One sector that has responded well to the crisis is America’s freight railroads, which have adapted operations to increase traffic. However, the administration has sought to impose new regulations that will make that more difficult, leading the Association of American Railroads to warn: “Congress, the Federal Railroad Administration and the Surface Transportation Board should proceed cautiously when considering new requirements or regulations on the industry that could have unintended consequences that could further snarl the supply chain.”

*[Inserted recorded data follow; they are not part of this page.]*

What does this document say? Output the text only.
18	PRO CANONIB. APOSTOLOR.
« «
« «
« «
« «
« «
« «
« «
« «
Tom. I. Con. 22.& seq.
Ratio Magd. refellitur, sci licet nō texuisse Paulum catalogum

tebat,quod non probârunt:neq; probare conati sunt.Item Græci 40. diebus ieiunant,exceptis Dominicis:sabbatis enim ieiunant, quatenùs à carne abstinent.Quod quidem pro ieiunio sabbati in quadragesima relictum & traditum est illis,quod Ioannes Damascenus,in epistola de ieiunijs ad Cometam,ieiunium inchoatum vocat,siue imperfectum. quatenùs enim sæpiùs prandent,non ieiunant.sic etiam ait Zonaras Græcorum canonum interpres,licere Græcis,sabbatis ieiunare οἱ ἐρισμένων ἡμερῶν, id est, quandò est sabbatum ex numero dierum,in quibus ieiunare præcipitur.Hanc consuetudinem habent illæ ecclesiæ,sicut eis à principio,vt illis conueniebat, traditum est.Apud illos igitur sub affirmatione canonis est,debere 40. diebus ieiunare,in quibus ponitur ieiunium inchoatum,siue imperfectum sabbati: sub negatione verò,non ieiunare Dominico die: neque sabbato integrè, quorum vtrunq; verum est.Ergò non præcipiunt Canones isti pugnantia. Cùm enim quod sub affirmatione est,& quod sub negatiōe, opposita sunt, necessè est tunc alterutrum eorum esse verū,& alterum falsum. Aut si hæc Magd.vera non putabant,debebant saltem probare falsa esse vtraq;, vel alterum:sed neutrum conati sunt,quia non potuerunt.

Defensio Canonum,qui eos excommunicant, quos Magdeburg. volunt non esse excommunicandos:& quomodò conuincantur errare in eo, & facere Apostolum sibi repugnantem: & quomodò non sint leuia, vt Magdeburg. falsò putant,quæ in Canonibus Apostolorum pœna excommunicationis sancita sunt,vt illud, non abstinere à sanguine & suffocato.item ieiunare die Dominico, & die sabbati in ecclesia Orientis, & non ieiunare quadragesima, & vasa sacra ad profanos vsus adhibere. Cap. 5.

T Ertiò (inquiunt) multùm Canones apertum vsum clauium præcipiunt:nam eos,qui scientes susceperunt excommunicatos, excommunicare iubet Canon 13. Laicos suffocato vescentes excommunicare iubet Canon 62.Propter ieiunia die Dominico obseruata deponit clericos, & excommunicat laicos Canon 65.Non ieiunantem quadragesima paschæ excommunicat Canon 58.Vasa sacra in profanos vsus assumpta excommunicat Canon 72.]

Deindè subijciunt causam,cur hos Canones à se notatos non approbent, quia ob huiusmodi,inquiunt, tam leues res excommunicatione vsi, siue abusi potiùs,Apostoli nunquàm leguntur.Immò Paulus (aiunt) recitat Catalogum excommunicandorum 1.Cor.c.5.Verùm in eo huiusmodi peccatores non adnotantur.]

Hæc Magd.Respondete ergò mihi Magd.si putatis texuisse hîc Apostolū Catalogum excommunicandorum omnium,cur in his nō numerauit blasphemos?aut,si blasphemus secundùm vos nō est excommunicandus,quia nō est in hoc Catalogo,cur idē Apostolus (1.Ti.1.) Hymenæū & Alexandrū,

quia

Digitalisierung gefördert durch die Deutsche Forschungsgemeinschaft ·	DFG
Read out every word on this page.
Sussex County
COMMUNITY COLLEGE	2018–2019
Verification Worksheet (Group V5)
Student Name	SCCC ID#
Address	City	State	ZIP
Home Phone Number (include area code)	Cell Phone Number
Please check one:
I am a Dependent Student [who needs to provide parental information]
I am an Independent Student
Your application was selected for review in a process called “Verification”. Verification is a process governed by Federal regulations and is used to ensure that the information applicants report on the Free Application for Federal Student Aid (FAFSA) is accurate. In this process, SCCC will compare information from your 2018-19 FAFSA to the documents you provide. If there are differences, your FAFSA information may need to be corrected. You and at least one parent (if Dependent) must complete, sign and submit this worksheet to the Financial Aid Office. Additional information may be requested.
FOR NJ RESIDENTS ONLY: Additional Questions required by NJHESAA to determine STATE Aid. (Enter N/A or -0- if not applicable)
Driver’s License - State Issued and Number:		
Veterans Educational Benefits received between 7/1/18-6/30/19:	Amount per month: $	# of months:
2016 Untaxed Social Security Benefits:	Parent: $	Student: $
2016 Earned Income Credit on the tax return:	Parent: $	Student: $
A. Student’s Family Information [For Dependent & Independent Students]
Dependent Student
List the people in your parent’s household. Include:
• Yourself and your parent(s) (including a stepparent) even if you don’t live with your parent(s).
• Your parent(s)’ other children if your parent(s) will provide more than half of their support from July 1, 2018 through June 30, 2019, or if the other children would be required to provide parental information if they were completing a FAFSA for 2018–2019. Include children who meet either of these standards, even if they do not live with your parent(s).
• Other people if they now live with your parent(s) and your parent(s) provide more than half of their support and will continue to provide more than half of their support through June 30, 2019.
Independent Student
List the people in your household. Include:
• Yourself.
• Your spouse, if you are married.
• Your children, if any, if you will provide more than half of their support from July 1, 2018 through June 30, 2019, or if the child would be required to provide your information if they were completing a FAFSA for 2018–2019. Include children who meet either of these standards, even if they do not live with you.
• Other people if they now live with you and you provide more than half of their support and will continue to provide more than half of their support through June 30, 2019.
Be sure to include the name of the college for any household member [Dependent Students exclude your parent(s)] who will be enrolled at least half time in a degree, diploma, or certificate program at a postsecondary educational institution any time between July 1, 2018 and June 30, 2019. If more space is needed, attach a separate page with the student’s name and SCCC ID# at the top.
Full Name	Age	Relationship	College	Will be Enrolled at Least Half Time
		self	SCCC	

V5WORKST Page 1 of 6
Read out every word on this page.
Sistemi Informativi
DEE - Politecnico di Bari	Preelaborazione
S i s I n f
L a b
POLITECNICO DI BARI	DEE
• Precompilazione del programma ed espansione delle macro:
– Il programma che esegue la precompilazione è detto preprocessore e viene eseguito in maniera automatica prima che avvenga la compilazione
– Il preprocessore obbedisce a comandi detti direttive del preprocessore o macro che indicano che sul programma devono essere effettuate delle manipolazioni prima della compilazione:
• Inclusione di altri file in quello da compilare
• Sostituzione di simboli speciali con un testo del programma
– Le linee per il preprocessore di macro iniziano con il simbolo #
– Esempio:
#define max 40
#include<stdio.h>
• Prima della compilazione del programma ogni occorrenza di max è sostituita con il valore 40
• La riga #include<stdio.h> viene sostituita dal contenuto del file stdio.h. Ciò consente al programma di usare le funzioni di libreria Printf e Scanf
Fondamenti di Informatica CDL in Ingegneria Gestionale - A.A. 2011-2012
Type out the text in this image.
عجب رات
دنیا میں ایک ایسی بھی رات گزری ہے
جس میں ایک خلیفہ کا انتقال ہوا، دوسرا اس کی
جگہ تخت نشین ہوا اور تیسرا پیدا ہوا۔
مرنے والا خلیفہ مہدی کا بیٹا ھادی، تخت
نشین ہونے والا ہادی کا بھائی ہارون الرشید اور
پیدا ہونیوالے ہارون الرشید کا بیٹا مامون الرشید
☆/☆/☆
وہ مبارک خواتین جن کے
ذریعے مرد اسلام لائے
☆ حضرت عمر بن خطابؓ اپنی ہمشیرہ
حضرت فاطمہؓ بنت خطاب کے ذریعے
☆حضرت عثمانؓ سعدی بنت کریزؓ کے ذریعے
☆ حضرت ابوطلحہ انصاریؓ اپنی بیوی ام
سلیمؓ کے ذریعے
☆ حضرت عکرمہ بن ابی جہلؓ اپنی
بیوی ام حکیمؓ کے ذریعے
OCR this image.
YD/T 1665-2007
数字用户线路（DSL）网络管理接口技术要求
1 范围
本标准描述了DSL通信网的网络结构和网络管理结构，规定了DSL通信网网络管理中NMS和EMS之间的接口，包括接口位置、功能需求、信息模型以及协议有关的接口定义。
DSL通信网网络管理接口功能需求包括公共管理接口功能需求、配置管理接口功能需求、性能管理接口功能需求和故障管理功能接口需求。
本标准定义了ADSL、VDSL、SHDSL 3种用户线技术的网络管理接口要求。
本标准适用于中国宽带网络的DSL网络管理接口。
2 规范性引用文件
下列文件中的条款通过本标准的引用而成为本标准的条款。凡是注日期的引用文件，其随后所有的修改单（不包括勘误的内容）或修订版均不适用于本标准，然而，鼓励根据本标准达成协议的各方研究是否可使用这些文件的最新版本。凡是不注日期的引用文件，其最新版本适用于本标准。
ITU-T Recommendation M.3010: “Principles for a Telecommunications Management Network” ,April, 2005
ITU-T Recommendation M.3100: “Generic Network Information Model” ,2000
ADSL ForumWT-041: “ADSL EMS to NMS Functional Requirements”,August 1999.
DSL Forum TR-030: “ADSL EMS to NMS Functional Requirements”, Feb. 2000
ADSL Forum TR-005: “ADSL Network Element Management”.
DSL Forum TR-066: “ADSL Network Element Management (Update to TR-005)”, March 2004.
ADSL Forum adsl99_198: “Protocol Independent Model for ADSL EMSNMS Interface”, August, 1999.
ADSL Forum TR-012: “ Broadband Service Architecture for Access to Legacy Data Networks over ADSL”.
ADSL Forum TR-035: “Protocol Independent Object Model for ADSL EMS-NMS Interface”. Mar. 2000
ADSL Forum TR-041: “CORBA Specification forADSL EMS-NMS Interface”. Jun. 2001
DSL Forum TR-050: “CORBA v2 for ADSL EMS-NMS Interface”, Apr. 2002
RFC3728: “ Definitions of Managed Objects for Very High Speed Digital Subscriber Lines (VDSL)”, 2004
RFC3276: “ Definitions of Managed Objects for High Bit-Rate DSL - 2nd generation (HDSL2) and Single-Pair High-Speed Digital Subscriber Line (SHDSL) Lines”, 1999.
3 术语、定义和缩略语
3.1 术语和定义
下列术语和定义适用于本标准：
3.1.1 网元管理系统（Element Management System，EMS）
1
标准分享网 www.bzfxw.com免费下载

Normally, of course, the response to all of this would be to source more production offshore. But the president’s trade policies, essentially a continuation of Trump policies with green or pro-labor dressing, make that more difficult. Tariffs have contributed to the microchip shortage. Elsewhere, the administration earlier this year imposed a 221 percent tariff on truck-trailer imports from China at the worst possible time. Not only has this led to a shortage, but as Scott Lincicome of the Cato Institute points out, the laws authorizing these tariffs prevent the administration from reversing them, even if it wanted to, without an Act of Congress.

The supply-chain problem is complex and tied more to the pandemic than to anything else — in that sense, Secretary Buttigieg has a point — but to date, most of the administration’s policy moves are sure to make it worse.